Il Nuovo Regio Ducal Teatro alla Scala, semplicemente noto come Teatro alla Scala, colloquialmente chiamato la Scala, è il principale teatro d’opera di Milano. Considerato tra i più prestigiosi teatri al mondo, ospita da 245 anni i principali artisti nel campo internazionale dell’opera, del balletto e della musica classica.
L’edificio, progettato da Giuseppe Piermarini e inaugurato nel 1778, sorse sulle ceneri del precedente Teatro Ducale, distrutto da un incendio nel 1776; deve il nome alla chiesa di Santa Maria alla Scala, demolita per far posto al teatro inaugurato il 3 agosto 1778, sotto l’allora regno di Maria Teresa d’Austria, con l’opera L’Europa riconosciuta composta per l’occasione da Antonio Salieri.
A partire dall’anno di fondazione è sede dell’omonimo coro, dell’orchestra, del corpo di Ballo, e dal 1982 anche della Filarmonica. Il complesso teatrale è situato nell’omonima piazza, affiancato dal Casino Ricordi, sede del Museo teatrale alla Scala.
Il Teatro alla Scala fu costruito in conformità a un decreto dell’imperatrice Maria Teresa d’Austria, emanato su richiesta di famiglie patrizie milanesi, capitanate da Giangiacomo Durini conte di Monza, palchettiste del “Regio Ducale”, il vecchio teatro di corte milanese di cui era sovrintendente proprio il Durini, andato distrutto in un incendio divampato il 26 febbraio 1776. Le stesse famiglie si impegnarono a sostenere le spese per l’edificazione del nuovo teatro in cambio del rinnovo della proprietà dei palchi. Il progetto venne affidato al celebre architetto Giuseppe Piermarini, il quale provvide anche al disegno del “Teatro Interinale”, una struttura temporanea costruita presso la chiesa di San Giovanni in Conca, e del Teatro della Cannobiana, dalla pianta assai simile a quella della Scala, ma in dimensione ridotta, dedicato a spettacoli più “popolari”. La decorazione pittorica fu realizzata da Giuseppe Levati e Giuseppe Reina. Domenico Riccardi dipinse invece il sipario, rappresentante, pare su suggerimento del Parini, il “Parnaso”.
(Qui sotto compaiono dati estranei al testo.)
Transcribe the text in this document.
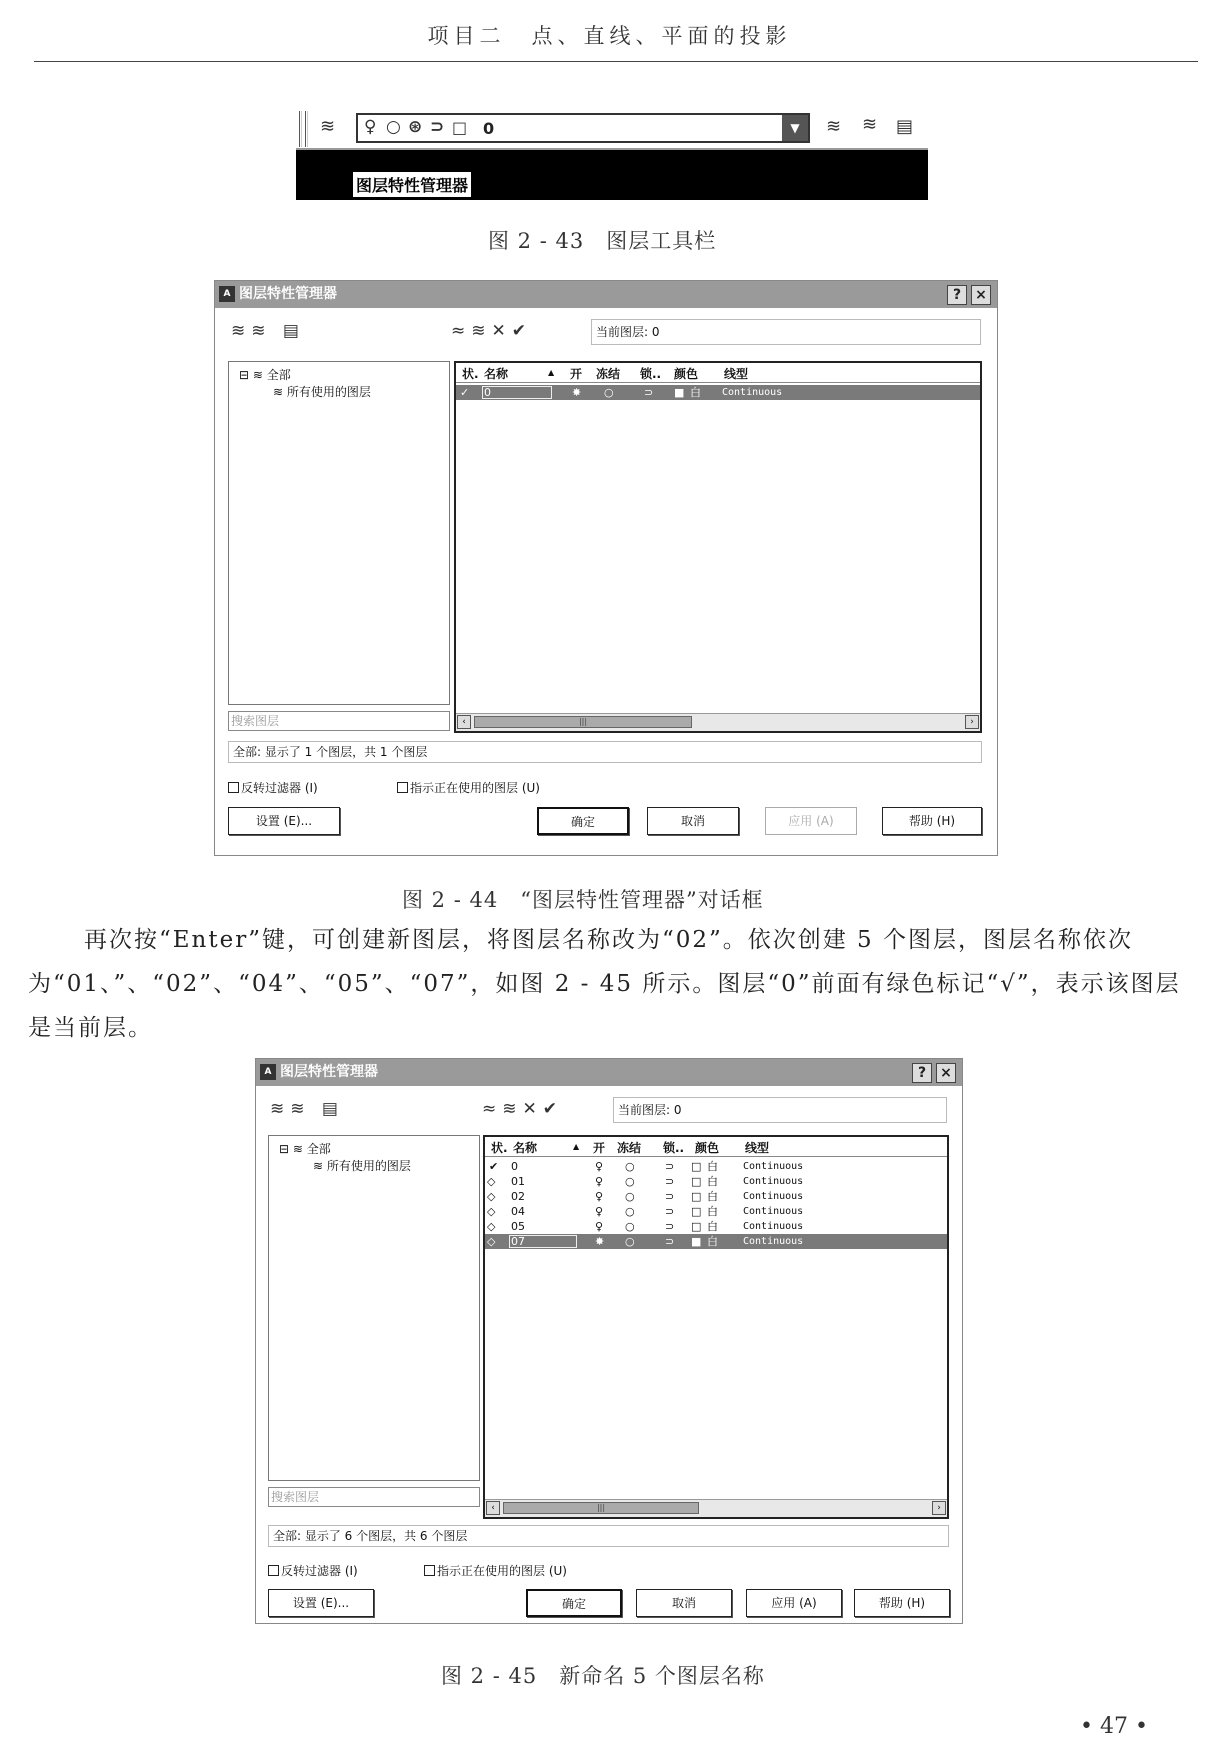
项目二　点、直线、平面的投影
≋ ♀ ○ ⊛ ⊃ □ 0	▼	≋ ≋ ▤
图层特性管理器
图 2 - 43　图层工具栏
A 图层特性管理器	?	×
≋≋ ▤	≈≋✕✔	当前图层: 0
⊟ ≋ 全部
≋ 所有使用的图层
搜索图层
状. 名称	▲ 开 冻结 锁.. 颜色 线型
✓ 0	✸ ○	⊃ ■ 白 Continuous
‹	|||	›
全部: 显示了 1 个图层，共 1 个图层
反转过滤器 (I)	指示正在使用的图层 (U)
设置 (E)...	确定	取消	应用 (A)	帮助 (H)
图 2 - 44　“图层特性管理器”对话框
再次按“Enter”键，可创建新图层，将图层名称改为“02”。依次创建 5 个图层，图层名称依次为“01、”、“02”、“04”、“05”、“07”，如图 2 - 45 所示。图层“0”前面有绿色标记“√”，表示该图层是当前层。
A 图层特性管理器	?	×
≋≋ ▤	≈≋✕✔	当前图层: 0
⊟ ≋ 全部
≋ 所有使用的图层
搜索图层
状. 名称	▲ 开 冻结 锁.. 颜色 线型
✔ 0	♀ ○	⊃ □ 白	Continuous
◇ 01	♀ ○	⊃ □ 白	Continuous
◇ 02	♀ ○	⊃ □ 白	Continuous
◇ 04	♀ ○	⊃ □ 白	Continuous
◇ 05	♀ ○	⊃ □ 白	Continuous
◇ 07	✸ ○	⊃ ■ 白	Continuous
‹	|||	›
全部: 显示了 6 个图层，共 6 个图层
反转过滤器 (I)	指示正在使用的图层 (U)
设置 (E)...	确定	取消	应用 (A)	帮助 (H)
图 2 - 45　新命名 5 个图层名称
• 47 •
Il teatro sorse al posto della chiesa di Santa Maria alla Scala, da cui prese il nome (la chiesa prese a sua volta il nome dalla sua fondatrice, Regina della Scala, della dinastia degli Scaligeri di Verona), i cui lavori di demolizione iniziarono il 5 agosto 1776; il 28 maggio 1778 si svolsero le prime prove di acustica e il 3 agosto, alla presenza del governatore di Milano, l’arciduca Ferdinando d’Asburgo-Este, di Maria Beatrice d’Este, del conte Carlo Giuseppe di Firmian e del duca Francesco III d’Este, venne inaugurato il “Nuovo Regio Ducal Teatro alla Scala” da 3.000 posti con la prima rappresentazione assoluta de L’Europa riconosciuta di Salieri. Il libretto, opera dell’abate Mattia Verazzi, fu pensato per dare spazio ad arie ricche di virtuosismi, ed è caratterizzato dai numerosi duetti, terzetti e complessi finali d’atto. La sera del 3 agosto, tra gli spettatori c’era anche Pietro Verri, il quale scrisse al fratello Alessandro, in quel periodo a Roma: «la pompa dei vestiti è somma, le comparse ti popolano il palco di più di cento figure e fanno il loro dovere… gli occhi sono sempre occupati». Particolarmente suggestivo risultò l’inizio in medias res, «mentre te ne stai aspettando quando si dia principio, ascolti un tuono, poi uno scoppio di fulmine e questo è il segnale perché l’orchestra cominci l’ouverture, al momento s’alza il sipario, vedi un mare in burrasca». Allietarono gli intervalli i balli Pafio e Mirra, o sia I prigionieri di Cipro, musica di Salieri, coreografia di Claudio Legrand, e Apollo placato, musica di Luigi de Baillou, coreografia di Giuseppe Canziani.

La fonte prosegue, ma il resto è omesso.